14-letni mieszkaniec gminy Pysznica przyznał się do podłożenia ognia w trzech miejscach na terenie miejscowości Słomiana, w wyniku czego spłonęły dwie stodoły i drewniana wiata.
5-go maja w nocy, stalowowolscy policjanci zostali powiadomieni o pożarze drewnianej stodoły w miejscowości Słomiana. Dwa dni później doszło do takiej samej sytuacji. W godzinach nocnych, w tej samej miejscowości, spłonęła kolejna stodoła. Do trzeciego pożaru doszło 10 maja, również w Słomianej. W tym przypadku spaleniu uległa drewniana wiata. Sposób i okoliczności w jakich doszło do podpaleń, wskazywały na tego samego sprawcę.

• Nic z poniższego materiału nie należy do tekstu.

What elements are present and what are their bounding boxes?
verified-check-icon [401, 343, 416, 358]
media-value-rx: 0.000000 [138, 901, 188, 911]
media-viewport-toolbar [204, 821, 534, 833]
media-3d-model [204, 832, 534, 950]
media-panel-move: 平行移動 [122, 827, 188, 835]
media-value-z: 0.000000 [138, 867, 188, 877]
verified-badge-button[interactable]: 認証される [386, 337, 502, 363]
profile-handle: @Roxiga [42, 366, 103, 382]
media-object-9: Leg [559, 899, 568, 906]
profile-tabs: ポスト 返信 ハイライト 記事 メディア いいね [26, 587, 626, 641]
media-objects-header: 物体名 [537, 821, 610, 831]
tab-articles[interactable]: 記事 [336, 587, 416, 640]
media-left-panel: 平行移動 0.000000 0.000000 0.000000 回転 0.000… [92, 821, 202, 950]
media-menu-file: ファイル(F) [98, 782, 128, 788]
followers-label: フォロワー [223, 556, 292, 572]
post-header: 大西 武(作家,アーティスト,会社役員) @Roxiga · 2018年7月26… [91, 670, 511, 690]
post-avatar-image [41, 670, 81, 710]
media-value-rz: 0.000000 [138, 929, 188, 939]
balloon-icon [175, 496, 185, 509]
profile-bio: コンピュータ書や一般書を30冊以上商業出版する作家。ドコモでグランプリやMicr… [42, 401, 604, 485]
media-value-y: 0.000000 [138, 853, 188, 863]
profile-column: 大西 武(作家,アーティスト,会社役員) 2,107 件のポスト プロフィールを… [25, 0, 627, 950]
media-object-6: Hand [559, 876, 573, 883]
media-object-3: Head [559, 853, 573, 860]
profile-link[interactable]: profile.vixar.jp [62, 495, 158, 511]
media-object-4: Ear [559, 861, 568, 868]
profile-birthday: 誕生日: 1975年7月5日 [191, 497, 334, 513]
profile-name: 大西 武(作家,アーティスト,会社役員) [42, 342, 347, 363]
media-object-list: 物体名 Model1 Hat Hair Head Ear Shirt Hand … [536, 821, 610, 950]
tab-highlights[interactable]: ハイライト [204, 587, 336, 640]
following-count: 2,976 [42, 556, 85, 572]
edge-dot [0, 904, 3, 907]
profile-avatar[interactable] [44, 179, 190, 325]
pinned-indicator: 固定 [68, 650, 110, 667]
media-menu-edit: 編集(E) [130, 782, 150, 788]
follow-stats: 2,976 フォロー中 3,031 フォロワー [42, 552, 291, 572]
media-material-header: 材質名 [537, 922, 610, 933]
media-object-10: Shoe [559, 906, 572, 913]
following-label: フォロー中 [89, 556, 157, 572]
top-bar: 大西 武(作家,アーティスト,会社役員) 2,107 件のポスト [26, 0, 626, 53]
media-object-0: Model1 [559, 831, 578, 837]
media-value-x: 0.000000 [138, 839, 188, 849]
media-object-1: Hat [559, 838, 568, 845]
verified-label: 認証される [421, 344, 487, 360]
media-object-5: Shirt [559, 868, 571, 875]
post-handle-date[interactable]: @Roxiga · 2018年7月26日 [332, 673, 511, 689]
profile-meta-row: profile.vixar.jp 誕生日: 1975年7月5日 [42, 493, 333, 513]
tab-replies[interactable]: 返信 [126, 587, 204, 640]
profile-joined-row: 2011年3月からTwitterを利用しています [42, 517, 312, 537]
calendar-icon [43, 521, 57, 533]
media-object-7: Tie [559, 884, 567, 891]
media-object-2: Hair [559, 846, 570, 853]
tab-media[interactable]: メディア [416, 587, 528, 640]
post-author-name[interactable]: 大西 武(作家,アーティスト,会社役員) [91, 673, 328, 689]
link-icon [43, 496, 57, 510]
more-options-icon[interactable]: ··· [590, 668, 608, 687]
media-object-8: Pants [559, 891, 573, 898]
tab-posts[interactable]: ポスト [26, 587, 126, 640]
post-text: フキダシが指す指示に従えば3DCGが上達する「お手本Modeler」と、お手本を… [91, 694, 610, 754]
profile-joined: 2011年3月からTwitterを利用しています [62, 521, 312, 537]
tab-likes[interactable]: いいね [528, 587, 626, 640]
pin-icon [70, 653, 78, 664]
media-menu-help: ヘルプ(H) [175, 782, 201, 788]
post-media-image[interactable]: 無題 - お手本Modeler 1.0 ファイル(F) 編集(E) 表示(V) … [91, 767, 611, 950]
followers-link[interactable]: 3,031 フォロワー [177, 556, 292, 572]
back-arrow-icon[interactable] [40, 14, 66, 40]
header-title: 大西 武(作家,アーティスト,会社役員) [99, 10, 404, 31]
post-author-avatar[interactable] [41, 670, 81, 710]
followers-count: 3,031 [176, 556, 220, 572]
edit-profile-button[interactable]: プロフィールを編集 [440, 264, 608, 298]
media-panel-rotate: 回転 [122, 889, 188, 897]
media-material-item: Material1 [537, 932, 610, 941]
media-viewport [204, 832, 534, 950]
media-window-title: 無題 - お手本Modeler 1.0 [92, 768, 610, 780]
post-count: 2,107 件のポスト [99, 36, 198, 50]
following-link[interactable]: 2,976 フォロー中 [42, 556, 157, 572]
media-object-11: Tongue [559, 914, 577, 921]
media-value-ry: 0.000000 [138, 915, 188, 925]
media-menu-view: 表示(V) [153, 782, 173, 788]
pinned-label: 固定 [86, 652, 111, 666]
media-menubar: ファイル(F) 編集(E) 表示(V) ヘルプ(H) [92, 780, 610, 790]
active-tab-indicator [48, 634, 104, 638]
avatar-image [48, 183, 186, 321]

Zebrane przez funkcjonariuszy dowody pozwoliły na wytypowanie sprawcy podpaleń. Podejrzenia padły na 14-letniego mieszkańca gminy Pysznica. Okazało się, że policyjne typowanie było trafne. Nastolatek zaraz po zatrzymaniu przyznał się policjantom do popełnienia wszystkich trzech czynów.
Prowadzone w tej sprawie postępowanie pozwoli ustalić okoliczności w jakich doszło do podpaleń oraz jakim motywem kierował się sprawca.
O dalszym losie 14-letniego podpalacza zadecyduje teraz Sąd Rodzinny i Nieletnich w Stalowej Woli.